Neyla nunca deixava de passar parte de suas férias na casa da tia Eraide.
Todos perguntavam a razão de sentir-se tão bem ali. Era uma casa
pobre, na serra, sem nenhum conforto.
Dormiam todos em um mesmo quarto. Eram sete pessoas. Segundo ela, ali existia
um clima delicioso. E saía de seu conforto de adolescente, deixava de
ir às festinhas, à praia, para curtir aquela família pobre,
mas certamente calorosa. Nos finais de semana, tia Eraide fazia sempre uma deliciosa
papa de milho, ou cocadas. Era uma festa!
Quando falávamos sobre a comida da casa, Neyla dizia adorar o arroz com
feijão e ovo do almoço e as laranjas da sobremesa. A groselha
servida no lanche a encantava pela beleza da cor e pelo sabor adocicado... nem
se lembrava de guaraná e coca-cola!
Naquela casa vivia uma prima à qual era muito apegada, apesar da diferença
de idade. Claudinha era o nome dela. Alegre, já em fase de namoro, pois
a diferença entre ambas era de doze anos, colecionava a revista Grande
Hotel. Neyla deliciava-se com as histórias que lia. Que mundo maravilhoso
era mostrado - romances com beijos calorosos, amores proibidos... Quanta emoção!

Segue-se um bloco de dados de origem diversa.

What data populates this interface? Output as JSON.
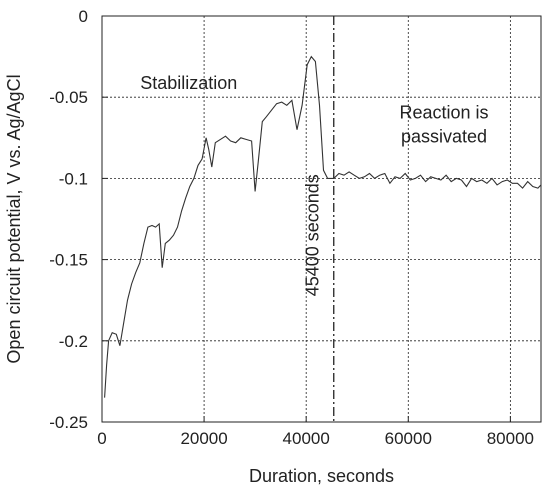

Sabemos que o tempo voa...
Há exatamente três dias, Neyla foi à casa de Claudinha,
hoje com 76 anos. Era a comemoração do aniversário de um
de seus netos. Lá chegando, entregou a ela um pacote. Ao abrir, a surpresa:
uma edição da revista Grande Hotel que Neyla havia adquirido em
uma feira de antigüidades há poucas semanas. Era da década
de cinqüenta.
A emoção de Claudinha foi tão grande que começou
a chorar. As imagens de tantos anos atrás vinham a sua mente: tanta pobreza
e dificuldades que através daquela revista ela conseguiu amenizar! Sonhava
sonhos de amores correspondidos, de romances com final sempre feliz... e beijos,
beijos que nunca tinham fim!
O aniversariante não foi o grande personagem da noite. Como pensar que
uma revista adquirida em uma feira de antigüidades pudesse virar a grande
atração em uma festa repleta de jovens? Eles desligaram o som,
pararam suas conversas e sentaram-se no chão para ouvir as histórias
que Claudinha tão bem narrava... foi um sucessivo e interminável
relembrar de fatos. Lágrimas, risos, saudades...
Neyla saiu feliz por ter proporcionado um flash-back tão significativo...
E riu, lembrando o quanto pagara pela revista: cinco reais!
"Realmente dinheiro não é nada", dizia a si mesma.
Quase chegou a encomendar um artesanato que lhe custaria cento e vinte reais!
Que efeito teria o artesanato sobre as emoções? Uma inutilidade!
Um presente barato trouxera à tona as mais profundas e comovidas lembranças.
"Isso não há dinheiro que pague", pensou.
Rumando para casa, ainda lembrava os antigos romances que lia na revista. Sentindo-se,
no fundo, vazia de sonhos, perguntou-se por onde andariam os velhos exemplares
da revista. Gostaria de adquiri-los. E sonhar, sonhar, sonhar!